Weitere Ausführungen hierzu sind aber entbehrlich, weil das Berufungsurteil unter dem Gesichtspunkt mangelnder Aufklärung über die Gefahren des Mittels rechtlich Bestand hat.
a)
Das Berufungsgericht macht dem Beklagten nämlich vor allem auch zum Vorwurf, daß er es bei einer allgemeinen Warnung in Packungsbeilage und Arztprospekt belassen und die ihm bekannten schwerwiegenden, weil irreparablen Folgen eines Abirrens der Injektion in die Arterie mit keinem Wort auch nur angedeutet habe.

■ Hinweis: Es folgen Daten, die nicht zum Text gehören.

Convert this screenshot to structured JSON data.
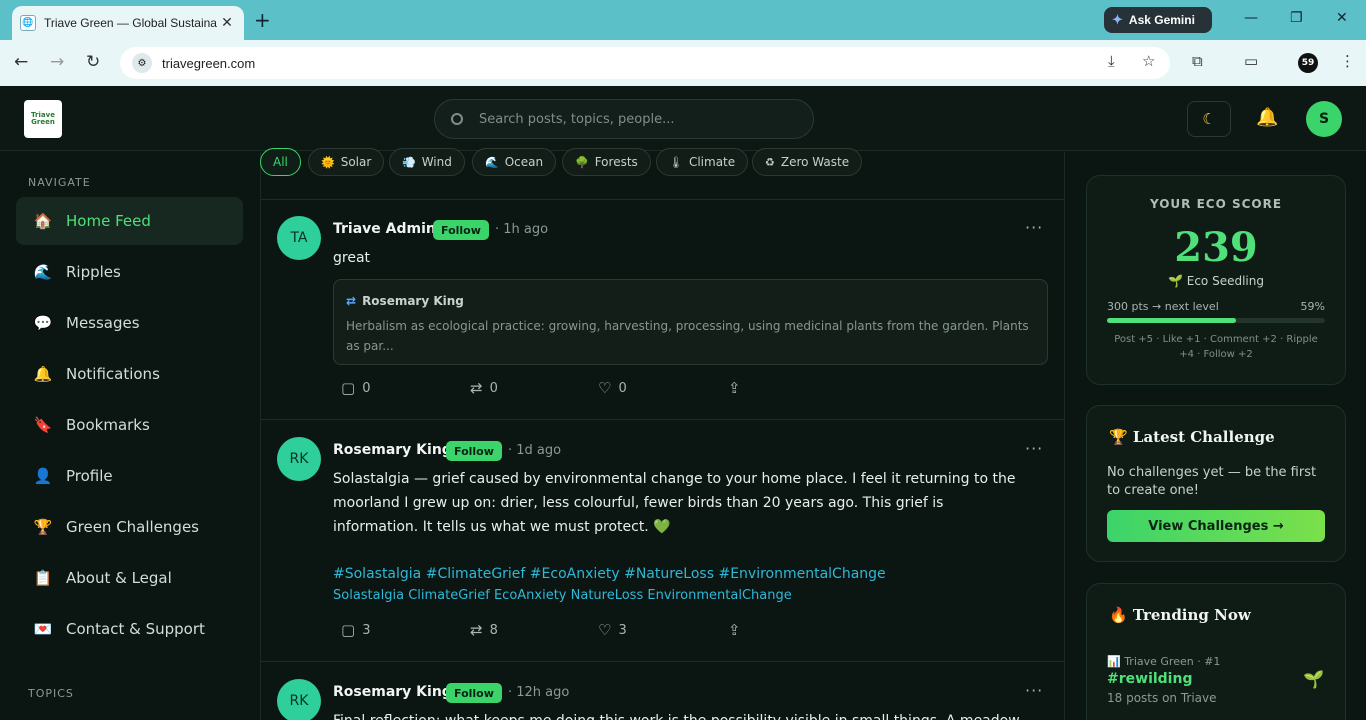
{
  "browser": {
    "tab_title": "Triave Green — Global Sustaina",
    "url": "triavegreen.com",
    "ask_gemini": "Ask Gemini",
    "profile_initials": "59"
  },
  "header": {
    "logo_text": "Triave Green",
    "search_placeholder": "Search posts, topics, people...",
    "avatar_initial": "S"
  },
  "sidebar": {
    "nav_label": "NAVIGATE",
    "items": [
      {
        "label": "Home Feed",
        "icon": "🏠"
      },
      {
        "label": "Ripples",
        "icon": "🌊"
      },
      {
        "label": "Messages",
        "icon": "💬"
      },
      {
        "label": "Notifications",
        "icon": "🔔"
      },
      {
        "label": "Bookmarks",
        "icon": "🔖"
      },
      {
        "label": "Profile",
        "icon": "👤"
      },
      {
        "label": "Green Challenges",
        "icon": "🏆"
      },
      {
        "label": "About & Legal",
        "icon": "📋"
      },
      {
        "label": "Contact & Support",
        "icon": "💌"
      }
    ],
    "topics_label": "TOPICS"
  },
  "filters": [
    {
      "label": "All",
      "icon": ""
    },
    {
      "label": "Solar",
      "icon": "🌞"
    },
    {
      "label": "Wind",
      "icon": "💨"
    },
    {
      "label": "Ocean",
      "icon": "🌊"
    },
    {
      "label": "Forests",
      "icon": "🌳"
    },
    {
      "label": "Climate",
      "icon": "🌡"
    },
    {
      "label": "Zero Waste",
      "icon": "♻"
    }
  ],
  "posts": [
    {
      "initials": "TA",
      "author": "Triave Admin",
      "follow": "Follow",
      "time": "· 1h ago",
      "text": "great",
      "quote_author": "Rosemary King",
      "quote_text": "Herbalism as ecological practice: growing, harvesting, processing, using medicinal plants from the garden. Plants as par...",
      "comments": "0",
      "reposts": "0",
      "likes": "0"
    },
    {
      "initials": "RK",
      "author": "Rosemary King",
      "follow": "Follow",
      "time": "· 1d ago",
      "text": "Solastalgia — grief caused by environmental change to your home place. I feel it returning to the moorland I grew up on: drier, less colourful, fewer birds than 20 years ago. This grief is information. It tells us what we must protect. 💚",
      "hashtags": "#Solastalgia #ClimateGrief #EcoAnxiety #NatureLoss #EnvironmentalChange",
      "tags_plain": "Solastalgia ClimateGrief EcoAnxiety NatureLoss EnvironmentalChange",
      "comments": "3",
      "reposts": "8",
      "likes": "3"
    },
    {
      "initials": "RK",
      "author": "Rosemary King",
      "follow": "Follow",
      "time": "· 12h ago",
      "text": "Final reflection: what keeps me doing this work is the possibility visible in small things. A meadow"
    }
  ],
  "eco": {
    "label": "YOUR ECO SCORE",
    "score": "239",
    "level": "🌱 Eco Seedling",
    "next": "300 pts → next level",
    "pct_text": "59%",
    "progress": 0.59,
    "rules": "Post +5 · Like +1 · Comment +2 · Ripple +4 · Follow +2"
  },
  "challenge": {
    "title": "🏆 Latest Challenge",
    "text": "No challenges yet — be the first to create one!",
    "button": "View Challenges →"
  },
  "trending": {
    "title": "🔥 Trending Now",
    "meta": "📊 Triave Green · #1",
    "tag": "#rewilding",
    "count": "18 posts on Triave"
  },
  "colors": {
    "accent": "#3bd46a",
    "link": "#2fb8d8",
    "bg": "#0b1511"
  }
}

Dazu habe, so führt das Berufungsgericht aus, umsomehr Veranlassung bestanden, als nach übereinstimmender Meinung der Ärztlichen Fachkreise eine versehentliche intraarterielle Injektion vor allem bei Verwendung der Ellenbeuge nicht in allen Fällen mit Sicherheit vermieden werden könne; gerade die Gefährlichkeit der Ellenbeuge in dieser Beziehung könne, jedenfalls aber dürfe, der ärztlich geleiteten wissenschaftlichen Abteilung des Unternehmens des Beklagten nicht entgangen sein. Der Beklagte habe indessen erst in den ab 16. Oktober 1961 - also nach dem Zwischenfall bei der Klägerin - ausgelieferten Packungsbeilagen erstmals empfohlen, vorzugsweise in die Unterarmvenen zu injizieren und zwar zunächst nur 1/2 ccm als Probedosis; die Art der drohenden Schäden habe er auch dann noch nicht genannt. Dies habe er erst in der dritten Fassung - und zwar auf behördliche Veranlassung - ab Januar 1962, also kurz vor der Zurückziehung des Mittels, getan.

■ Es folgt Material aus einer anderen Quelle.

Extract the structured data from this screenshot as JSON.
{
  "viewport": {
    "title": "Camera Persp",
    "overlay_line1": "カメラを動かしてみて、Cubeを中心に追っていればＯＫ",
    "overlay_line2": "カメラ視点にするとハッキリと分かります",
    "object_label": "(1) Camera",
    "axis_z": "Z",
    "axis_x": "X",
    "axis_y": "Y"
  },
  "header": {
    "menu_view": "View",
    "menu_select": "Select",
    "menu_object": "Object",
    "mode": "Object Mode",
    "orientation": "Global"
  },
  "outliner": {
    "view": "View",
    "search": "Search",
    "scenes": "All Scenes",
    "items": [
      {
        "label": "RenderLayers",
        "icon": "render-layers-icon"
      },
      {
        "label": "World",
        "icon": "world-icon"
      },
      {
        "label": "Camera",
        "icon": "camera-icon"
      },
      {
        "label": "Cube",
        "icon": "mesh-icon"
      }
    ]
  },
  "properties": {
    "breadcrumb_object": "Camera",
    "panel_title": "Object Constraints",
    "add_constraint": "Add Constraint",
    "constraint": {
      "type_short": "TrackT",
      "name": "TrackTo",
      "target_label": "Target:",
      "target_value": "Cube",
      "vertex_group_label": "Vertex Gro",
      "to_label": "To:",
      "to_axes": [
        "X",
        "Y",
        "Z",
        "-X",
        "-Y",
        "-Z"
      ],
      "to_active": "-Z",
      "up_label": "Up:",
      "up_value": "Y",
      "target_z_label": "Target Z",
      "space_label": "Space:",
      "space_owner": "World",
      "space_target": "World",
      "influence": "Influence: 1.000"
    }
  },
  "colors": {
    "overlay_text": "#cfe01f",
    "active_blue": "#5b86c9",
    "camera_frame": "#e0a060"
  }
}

Das Berufungsgericht stellt weiter fest: Wenn der Beklagte pflichtgemäß schon von vorneherein, mindestens nach dem Änästhesistenkongreß vom 8.-10. September 1961 (auf dem die ESTIL-Zwischenfälle in der Diskussion zur Sprache gekommen waren) in derart eindringlicher Weise jeden Arzt auf das bestehende Risiko hingewiesen hätte, dann würde Dr. M. die Ellenbeuge gemieden und, wenn er doch in die Nähe der Arterie gekommen wäre, dies jedenfalls bei einer probeweisen Vorinjektion gemerkt haben. Damit wäre der Zwischenfall vermieden worden.
b)
Diese Begründung vermögen die Angriffe der Revision nicht zu erschüttern.
Die Ansicht des Berufungsgerichts, der Beklagte habe gegen seine Verkehrspflicht (Aufklärungspflicht) als Arzneihersteller (hierzu neuerdings vor allem Günter, NJW 1972, 309, 312, der insbesondere S. 309 f zutreffend darauf hinweist, daß das Fehlen bestimmter gesetzlicher Weisungen selbst in dem inzwischen in Kraft getretenen AMG vom 16. Mai 1961 den Hersteller insoweit nicht entlastet; vgl. auch Beathalter, Der Schutz des Konsumenten pharmazeutischer Erzeugnisse, Dissertation, Köln 1967 S. 34 f) verstoßen, indem er nicht in Packungsbeilage und Arztprospekt unverblümt auf die ihm bekannte absolute Arterienunverträglichkeit des ESTIL hinwies, läßt keinen Rechtsirrtum erkennen.
Daß eine wirksame Warnung vor spezifischen Gefahren, die von einem in Verkehr gebrachten Erzeugnis ausgehen, zu den Pflichten des Herstellers gehört, deren Verletzung zur Haftung für daraus Dritten erwachsende. Schäden führen kann, ist in der Rechtsprechung seit langem anerkannt (vgl. etwa schon die Senatsurteilevom 5. November 1955 - VI ZR 199/54; VersR 1956, 765;vom 20. Oktober 1959 - VI ZR 152/58 - VersR 1960, 342 = BB 1959, 1186).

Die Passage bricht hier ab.